According to NAHB’s most recent American Community Survey, almost 25 percent of construction workers are foreign-born, representing an all-time high. According to NAHB, “the time-series analysis shows that the rising share of immigrants in construction cannot be explained by an unusually high number of immigrants joining the industry. Rather, a slow, delayed and reluctant post-recession return of native-born workers underlies the shift towards the higher reliance on immigrants in the construction work force.”

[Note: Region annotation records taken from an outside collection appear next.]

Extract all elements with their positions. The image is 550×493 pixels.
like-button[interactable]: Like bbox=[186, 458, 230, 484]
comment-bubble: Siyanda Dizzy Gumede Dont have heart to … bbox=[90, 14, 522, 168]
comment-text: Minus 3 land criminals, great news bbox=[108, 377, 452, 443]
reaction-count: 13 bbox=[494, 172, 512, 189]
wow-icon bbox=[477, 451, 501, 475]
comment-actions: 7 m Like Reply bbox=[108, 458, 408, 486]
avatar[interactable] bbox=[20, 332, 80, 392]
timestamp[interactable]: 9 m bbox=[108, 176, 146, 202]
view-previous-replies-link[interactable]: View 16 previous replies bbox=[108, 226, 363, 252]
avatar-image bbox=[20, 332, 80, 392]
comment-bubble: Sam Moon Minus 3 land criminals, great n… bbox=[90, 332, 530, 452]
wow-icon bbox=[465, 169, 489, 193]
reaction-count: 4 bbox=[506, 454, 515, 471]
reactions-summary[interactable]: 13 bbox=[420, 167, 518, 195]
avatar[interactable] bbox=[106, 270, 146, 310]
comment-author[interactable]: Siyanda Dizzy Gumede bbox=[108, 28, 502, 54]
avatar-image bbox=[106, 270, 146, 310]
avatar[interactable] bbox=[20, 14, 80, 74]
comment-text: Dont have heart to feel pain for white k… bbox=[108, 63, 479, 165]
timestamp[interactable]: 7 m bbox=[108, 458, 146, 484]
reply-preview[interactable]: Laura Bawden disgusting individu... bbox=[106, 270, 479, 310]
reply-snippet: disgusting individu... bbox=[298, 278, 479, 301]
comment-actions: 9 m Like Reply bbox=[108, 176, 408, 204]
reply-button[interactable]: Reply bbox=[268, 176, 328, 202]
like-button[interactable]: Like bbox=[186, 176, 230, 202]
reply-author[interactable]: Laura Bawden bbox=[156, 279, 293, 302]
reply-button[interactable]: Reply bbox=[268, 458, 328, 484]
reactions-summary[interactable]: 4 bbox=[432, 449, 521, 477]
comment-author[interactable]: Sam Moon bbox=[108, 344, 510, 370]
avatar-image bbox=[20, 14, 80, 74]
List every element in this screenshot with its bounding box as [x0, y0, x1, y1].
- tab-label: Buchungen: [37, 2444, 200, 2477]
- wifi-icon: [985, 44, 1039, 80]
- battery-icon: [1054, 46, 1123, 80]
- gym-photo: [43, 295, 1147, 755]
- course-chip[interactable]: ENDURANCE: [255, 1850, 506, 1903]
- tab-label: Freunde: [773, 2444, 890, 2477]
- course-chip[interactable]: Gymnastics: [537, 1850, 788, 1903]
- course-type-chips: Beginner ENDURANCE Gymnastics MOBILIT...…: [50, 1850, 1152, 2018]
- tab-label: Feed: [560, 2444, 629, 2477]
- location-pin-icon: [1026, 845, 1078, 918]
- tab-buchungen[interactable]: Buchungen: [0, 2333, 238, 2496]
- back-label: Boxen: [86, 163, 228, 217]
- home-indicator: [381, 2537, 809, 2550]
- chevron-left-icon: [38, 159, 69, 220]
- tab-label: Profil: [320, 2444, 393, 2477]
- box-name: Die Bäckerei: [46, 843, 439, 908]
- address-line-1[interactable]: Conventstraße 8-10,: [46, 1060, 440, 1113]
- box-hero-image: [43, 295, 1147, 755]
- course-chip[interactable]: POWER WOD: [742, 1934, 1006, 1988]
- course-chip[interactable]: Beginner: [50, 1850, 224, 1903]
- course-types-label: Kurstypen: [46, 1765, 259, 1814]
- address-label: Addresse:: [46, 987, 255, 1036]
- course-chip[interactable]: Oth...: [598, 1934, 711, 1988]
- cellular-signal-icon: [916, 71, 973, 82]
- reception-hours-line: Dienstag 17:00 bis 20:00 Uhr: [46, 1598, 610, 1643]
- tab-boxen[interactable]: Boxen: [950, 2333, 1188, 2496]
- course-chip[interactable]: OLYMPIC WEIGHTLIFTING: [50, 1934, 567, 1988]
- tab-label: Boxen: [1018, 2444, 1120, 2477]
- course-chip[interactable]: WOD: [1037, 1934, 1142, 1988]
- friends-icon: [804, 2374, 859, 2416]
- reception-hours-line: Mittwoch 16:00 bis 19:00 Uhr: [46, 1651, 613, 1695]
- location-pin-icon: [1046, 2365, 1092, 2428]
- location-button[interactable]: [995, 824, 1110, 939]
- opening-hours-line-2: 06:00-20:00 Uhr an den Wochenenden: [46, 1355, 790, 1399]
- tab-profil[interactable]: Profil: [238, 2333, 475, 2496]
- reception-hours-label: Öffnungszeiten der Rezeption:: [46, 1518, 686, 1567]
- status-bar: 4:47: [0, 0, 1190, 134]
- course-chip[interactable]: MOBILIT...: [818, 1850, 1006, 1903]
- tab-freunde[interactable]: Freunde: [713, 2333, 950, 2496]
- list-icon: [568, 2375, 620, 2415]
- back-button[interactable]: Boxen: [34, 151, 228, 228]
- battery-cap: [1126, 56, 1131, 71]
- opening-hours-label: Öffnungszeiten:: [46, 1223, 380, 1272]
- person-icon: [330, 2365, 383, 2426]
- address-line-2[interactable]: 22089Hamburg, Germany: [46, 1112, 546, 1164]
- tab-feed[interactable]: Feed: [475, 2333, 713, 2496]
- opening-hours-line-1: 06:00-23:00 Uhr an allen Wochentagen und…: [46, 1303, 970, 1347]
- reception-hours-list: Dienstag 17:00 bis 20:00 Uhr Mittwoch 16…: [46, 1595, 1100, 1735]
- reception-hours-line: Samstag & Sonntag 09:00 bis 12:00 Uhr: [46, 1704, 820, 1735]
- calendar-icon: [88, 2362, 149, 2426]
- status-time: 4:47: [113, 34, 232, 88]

The study looks at the change occurring the construction labor force between 2004 and 2016. While the downturn significantly reduced the overall number of workers, the chart above clearly shows the share of immigrant workers remained steady around 22 percent. For reference, it is estimated that 1.7 million native-born workers left the construction industry during the housing downturn and 1.5 million have not returned. Currently, the survey estimates that nearly 2.5 million immigrants work in construction, almost 200,000 fewer than at the height in 2007.
The flow of immigrants into the construction labor force is significantly slower than pre-recession levels, supporting the assertion that the rising percentage of immigrants in construction is not due to a sudden influx, but rather the continued absence of native-born workers.
All of this data suggests the shortage of laborers for new home construction is a systemic problem that will not be resolved in the near future. This presents a significant opportunity for component manufacturers who offer products that require less labor to accomplish the same framing solution.